INDICAÇÃO DE JORGE MESSIAS AO STF É CLASSIFICADA COMO ABERRAÇÃO POR TOMÉ ABDUCH
Deputado estadual critica consolidação da influência petista na Suprema Corte e relembra histórico do atual AGU no episódio do termo de posse de Lula em 2016.
O deputado estadual e pré-candidato ao Senado, Tomé Abduch, classificou a indicação de Jorge Messias para o Supremo Tribunal Federal (STF) como uma "aberração" institucional. Em análise veiculada pelo canal AuriVerde Brasil em 4 de abril de 2026, Abduch ressaltou que a escolha do atual Advogado-Geral da União (AGU) pelo presidente Lula representa a consolidação de um projeto de poder que visa aparelhar o tribunal mais importante do país por décadas. O parlamentar destacou a contradição de Lula, que em 2022 afirmou que não indicaria amigos para a Corte, mas agora propõe um nome de sua estrita confiança pessoal.

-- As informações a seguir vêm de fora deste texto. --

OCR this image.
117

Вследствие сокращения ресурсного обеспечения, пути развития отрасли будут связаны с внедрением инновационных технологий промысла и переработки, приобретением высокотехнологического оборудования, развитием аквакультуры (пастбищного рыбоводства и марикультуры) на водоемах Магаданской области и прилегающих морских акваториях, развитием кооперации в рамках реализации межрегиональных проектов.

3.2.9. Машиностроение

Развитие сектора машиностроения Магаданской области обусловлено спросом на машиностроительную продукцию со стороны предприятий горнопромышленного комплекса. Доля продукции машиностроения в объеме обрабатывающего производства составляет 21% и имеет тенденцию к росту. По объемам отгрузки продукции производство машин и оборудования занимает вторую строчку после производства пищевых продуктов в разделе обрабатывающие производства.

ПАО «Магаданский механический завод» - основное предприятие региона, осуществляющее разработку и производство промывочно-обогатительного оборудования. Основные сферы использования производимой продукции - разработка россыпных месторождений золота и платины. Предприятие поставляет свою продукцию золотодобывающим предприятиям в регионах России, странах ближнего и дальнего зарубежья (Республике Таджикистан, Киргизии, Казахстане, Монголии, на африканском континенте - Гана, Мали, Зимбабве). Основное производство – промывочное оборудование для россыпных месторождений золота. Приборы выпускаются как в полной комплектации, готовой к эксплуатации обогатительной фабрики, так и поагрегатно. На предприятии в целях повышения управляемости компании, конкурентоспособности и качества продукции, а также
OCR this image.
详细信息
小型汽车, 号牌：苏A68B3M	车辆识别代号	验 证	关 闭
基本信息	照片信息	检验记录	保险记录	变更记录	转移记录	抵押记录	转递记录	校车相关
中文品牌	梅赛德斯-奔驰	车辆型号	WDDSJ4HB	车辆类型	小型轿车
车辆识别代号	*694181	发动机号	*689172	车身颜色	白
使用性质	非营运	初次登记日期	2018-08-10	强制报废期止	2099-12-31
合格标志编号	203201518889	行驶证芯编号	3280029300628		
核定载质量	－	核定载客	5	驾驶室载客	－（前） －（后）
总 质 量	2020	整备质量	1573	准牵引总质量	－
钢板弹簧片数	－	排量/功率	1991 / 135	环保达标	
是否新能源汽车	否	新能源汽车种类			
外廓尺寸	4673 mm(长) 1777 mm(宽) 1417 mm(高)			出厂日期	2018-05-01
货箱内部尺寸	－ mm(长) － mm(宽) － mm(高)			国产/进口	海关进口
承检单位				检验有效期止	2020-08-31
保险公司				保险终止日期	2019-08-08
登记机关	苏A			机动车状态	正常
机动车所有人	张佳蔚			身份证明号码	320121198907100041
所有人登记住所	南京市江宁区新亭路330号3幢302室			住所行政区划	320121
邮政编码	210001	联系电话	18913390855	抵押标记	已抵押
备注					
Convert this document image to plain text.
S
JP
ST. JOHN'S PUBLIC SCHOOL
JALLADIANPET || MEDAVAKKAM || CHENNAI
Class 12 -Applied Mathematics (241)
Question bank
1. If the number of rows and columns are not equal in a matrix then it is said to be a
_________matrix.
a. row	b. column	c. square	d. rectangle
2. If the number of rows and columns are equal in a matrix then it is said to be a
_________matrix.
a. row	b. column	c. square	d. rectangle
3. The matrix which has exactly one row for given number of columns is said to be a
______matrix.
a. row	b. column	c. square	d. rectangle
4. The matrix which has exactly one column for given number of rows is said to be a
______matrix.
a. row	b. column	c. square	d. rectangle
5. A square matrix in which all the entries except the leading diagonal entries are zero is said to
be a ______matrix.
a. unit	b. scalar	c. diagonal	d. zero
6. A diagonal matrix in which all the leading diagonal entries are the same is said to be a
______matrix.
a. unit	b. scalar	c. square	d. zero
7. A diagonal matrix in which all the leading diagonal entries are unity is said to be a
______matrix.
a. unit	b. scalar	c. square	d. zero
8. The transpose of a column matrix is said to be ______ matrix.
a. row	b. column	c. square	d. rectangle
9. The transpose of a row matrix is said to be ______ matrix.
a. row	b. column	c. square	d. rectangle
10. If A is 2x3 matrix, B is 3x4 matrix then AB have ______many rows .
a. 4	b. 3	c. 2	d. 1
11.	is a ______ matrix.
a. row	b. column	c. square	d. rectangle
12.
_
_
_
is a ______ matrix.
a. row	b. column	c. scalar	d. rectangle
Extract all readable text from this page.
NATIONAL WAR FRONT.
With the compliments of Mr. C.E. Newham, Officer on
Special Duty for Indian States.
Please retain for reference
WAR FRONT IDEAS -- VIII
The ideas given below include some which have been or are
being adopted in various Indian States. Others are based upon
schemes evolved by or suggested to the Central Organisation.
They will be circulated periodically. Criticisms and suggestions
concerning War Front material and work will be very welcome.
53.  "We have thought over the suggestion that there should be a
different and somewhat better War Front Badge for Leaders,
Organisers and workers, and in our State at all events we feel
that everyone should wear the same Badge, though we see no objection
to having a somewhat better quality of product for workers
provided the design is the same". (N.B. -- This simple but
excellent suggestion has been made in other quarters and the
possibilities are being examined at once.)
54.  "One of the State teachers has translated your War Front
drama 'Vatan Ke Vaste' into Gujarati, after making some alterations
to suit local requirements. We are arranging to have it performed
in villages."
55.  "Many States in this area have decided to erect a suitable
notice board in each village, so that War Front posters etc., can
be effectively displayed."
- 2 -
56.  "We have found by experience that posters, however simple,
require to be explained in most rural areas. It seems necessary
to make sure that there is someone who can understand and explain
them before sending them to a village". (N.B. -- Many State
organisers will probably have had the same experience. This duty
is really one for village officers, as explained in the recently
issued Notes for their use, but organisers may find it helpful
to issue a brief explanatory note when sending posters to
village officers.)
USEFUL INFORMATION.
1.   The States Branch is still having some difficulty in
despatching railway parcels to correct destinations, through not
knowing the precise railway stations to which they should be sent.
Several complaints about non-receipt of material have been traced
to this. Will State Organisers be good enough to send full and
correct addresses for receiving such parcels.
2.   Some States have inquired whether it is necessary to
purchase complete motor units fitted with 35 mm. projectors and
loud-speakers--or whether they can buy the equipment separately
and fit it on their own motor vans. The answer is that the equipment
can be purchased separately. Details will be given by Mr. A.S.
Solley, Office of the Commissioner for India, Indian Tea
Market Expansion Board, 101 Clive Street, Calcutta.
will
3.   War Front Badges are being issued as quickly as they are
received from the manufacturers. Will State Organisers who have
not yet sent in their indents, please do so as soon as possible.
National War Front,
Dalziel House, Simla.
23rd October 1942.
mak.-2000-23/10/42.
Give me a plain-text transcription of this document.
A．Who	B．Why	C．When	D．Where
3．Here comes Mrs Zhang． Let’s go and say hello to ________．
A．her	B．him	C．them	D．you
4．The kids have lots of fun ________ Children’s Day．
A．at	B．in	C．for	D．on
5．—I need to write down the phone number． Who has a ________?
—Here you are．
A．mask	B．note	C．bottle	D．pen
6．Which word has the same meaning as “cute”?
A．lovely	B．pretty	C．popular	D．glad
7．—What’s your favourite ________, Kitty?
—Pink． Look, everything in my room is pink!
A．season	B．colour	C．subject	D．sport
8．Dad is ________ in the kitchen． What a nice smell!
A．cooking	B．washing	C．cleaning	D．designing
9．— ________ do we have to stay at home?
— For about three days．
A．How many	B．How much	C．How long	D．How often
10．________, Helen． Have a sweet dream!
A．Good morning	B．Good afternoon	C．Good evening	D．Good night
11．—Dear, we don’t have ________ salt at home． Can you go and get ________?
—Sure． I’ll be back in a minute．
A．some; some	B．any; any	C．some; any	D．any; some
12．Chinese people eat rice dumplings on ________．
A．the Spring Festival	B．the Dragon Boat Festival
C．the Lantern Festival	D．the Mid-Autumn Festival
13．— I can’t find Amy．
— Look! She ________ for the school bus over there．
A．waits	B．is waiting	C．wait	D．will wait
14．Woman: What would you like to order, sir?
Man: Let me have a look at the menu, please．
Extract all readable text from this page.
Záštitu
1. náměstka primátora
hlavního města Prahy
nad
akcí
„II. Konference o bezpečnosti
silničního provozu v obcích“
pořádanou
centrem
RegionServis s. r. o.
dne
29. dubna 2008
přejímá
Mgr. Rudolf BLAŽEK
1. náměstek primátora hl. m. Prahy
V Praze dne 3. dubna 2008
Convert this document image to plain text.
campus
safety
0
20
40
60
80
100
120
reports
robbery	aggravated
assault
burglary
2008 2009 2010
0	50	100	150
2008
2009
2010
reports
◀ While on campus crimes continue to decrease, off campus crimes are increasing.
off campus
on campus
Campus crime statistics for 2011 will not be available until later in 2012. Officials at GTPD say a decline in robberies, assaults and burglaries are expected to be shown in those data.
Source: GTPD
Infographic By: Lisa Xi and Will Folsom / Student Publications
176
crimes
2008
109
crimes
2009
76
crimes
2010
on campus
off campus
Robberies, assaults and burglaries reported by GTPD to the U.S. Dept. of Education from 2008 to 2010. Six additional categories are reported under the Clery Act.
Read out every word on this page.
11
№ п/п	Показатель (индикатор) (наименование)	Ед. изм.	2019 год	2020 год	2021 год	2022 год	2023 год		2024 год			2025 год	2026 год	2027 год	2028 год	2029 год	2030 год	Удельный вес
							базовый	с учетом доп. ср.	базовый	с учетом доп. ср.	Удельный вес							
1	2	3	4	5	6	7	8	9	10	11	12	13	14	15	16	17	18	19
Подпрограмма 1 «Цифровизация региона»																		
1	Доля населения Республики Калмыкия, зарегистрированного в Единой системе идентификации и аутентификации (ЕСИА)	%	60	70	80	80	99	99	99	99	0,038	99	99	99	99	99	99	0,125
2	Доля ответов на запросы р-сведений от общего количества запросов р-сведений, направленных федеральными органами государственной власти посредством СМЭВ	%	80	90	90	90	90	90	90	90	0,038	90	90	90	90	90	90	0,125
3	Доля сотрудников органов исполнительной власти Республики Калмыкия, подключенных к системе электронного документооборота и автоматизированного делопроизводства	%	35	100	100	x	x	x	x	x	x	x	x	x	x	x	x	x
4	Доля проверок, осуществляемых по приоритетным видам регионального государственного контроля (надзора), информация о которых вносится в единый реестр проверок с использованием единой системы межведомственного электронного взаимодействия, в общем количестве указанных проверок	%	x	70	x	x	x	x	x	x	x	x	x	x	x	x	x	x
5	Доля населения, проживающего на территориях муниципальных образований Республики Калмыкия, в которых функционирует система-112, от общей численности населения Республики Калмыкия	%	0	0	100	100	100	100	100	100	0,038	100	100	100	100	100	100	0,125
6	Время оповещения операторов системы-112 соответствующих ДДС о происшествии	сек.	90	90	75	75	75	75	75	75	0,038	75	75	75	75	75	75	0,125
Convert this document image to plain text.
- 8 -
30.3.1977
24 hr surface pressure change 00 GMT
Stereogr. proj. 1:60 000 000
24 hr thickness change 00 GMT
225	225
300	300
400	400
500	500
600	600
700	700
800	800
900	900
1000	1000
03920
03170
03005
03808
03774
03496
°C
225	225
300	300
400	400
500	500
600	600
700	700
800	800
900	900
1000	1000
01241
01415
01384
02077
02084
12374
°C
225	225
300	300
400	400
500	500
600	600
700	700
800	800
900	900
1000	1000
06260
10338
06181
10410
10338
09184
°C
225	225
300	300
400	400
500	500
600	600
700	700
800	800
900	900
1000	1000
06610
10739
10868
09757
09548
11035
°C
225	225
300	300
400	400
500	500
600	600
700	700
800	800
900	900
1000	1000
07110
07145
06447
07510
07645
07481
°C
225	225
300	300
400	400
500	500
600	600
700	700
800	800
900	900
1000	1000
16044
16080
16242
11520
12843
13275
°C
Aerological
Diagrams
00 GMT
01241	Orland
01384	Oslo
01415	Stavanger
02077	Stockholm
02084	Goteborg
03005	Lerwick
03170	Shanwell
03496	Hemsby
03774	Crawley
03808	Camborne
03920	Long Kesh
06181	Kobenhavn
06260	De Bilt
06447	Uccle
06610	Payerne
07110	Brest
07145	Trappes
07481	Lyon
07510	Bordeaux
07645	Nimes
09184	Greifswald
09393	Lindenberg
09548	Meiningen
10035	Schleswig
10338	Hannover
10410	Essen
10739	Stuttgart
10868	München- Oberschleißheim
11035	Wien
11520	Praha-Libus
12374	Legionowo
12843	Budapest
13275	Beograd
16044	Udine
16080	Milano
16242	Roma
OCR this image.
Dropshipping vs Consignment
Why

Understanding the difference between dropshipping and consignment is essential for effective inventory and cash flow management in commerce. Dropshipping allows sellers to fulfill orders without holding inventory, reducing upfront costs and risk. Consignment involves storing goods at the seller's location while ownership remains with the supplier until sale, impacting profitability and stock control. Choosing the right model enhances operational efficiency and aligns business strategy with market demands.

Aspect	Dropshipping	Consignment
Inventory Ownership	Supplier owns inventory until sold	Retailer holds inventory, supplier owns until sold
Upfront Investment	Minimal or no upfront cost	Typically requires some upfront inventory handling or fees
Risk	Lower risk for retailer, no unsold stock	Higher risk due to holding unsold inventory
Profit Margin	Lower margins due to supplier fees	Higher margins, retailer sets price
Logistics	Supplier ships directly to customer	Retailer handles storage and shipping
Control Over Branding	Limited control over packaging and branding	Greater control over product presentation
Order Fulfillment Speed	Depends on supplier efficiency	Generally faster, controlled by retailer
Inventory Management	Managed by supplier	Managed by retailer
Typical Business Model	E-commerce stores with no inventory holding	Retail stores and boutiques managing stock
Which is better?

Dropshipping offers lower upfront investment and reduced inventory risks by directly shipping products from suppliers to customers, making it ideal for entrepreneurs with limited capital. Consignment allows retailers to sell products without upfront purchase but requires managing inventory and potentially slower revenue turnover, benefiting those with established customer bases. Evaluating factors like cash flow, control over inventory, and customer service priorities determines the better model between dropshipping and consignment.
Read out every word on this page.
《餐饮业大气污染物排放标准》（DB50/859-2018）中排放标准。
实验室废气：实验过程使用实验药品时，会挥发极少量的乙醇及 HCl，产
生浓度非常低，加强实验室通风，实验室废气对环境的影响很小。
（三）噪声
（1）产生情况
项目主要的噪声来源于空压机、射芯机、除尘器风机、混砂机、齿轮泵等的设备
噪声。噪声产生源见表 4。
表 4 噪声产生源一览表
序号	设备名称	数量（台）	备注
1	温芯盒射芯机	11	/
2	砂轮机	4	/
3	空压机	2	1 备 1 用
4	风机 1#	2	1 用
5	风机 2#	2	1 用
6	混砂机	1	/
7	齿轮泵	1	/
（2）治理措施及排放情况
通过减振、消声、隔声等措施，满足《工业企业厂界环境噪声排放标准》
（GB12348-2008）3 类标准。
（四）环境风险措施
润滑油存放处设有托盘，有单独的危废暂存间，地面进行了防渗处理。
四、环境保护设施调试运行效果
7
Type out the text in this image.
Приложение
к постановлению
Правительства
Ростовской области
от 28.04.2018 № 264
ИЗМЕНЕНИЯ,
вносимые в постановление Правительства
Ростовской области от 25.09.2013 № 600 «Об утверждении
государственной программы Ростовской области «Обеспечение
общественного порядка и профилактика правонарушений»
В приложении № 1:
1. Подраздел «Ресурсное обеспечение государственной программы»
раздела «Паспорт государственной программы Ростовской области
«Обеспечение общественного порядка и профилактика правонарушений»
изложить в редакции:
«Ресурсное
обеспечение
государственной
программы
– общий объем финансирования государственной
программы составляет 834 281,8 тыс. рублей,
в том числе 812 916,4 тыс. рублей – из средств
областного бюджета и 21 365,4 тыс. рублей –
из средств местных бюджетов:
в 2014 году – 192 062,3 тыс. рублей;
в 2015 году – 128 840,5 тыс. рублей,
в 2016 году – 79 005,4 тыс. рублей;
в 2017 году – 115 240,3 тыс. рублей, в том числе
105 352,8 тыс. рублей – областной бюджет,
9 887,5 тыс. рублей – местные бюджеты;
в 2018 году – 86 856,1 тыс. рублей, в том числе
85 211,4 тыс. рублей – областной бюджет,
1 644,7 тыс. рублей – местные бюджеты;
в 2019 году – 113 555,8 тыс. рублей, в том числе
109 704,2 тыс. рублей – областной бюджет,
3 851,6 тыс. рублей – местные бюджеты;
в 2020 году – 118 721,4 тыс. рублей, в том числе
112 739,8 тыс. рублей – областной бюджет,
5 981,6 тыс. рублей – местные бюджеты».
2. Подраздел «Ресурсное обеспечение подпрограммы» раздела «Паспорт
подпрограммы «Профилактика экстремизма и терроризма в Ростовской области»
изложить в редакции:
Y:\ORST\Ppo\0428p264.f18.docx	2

HEGEMONIA PETISTA NO SUPREMO
Com a eventual aprovação de Jorge Messias, o Partido dos Trabalhadores passaria a ter sete das onze cadeiras do STF indicadas por seus governos. Abduch listou nominalmente ministros como Dias Toffoli, Cristiano Zanin, Flávio Dino, Carmen Lúcia e Edson Fachin como nomes simpáticos à agenda do atual governo. "Alguém consegue enxergar algum equilíbrio nisso?", questionou o deputado, enfatizando que o STF deveria atuar como um freio ao poder político, e não como uma extensão do Poder Executivo. Para a ala conservadora, essa maioria numérica compromete a imparcialidade necessária para o julgamento de questões estruturais do país.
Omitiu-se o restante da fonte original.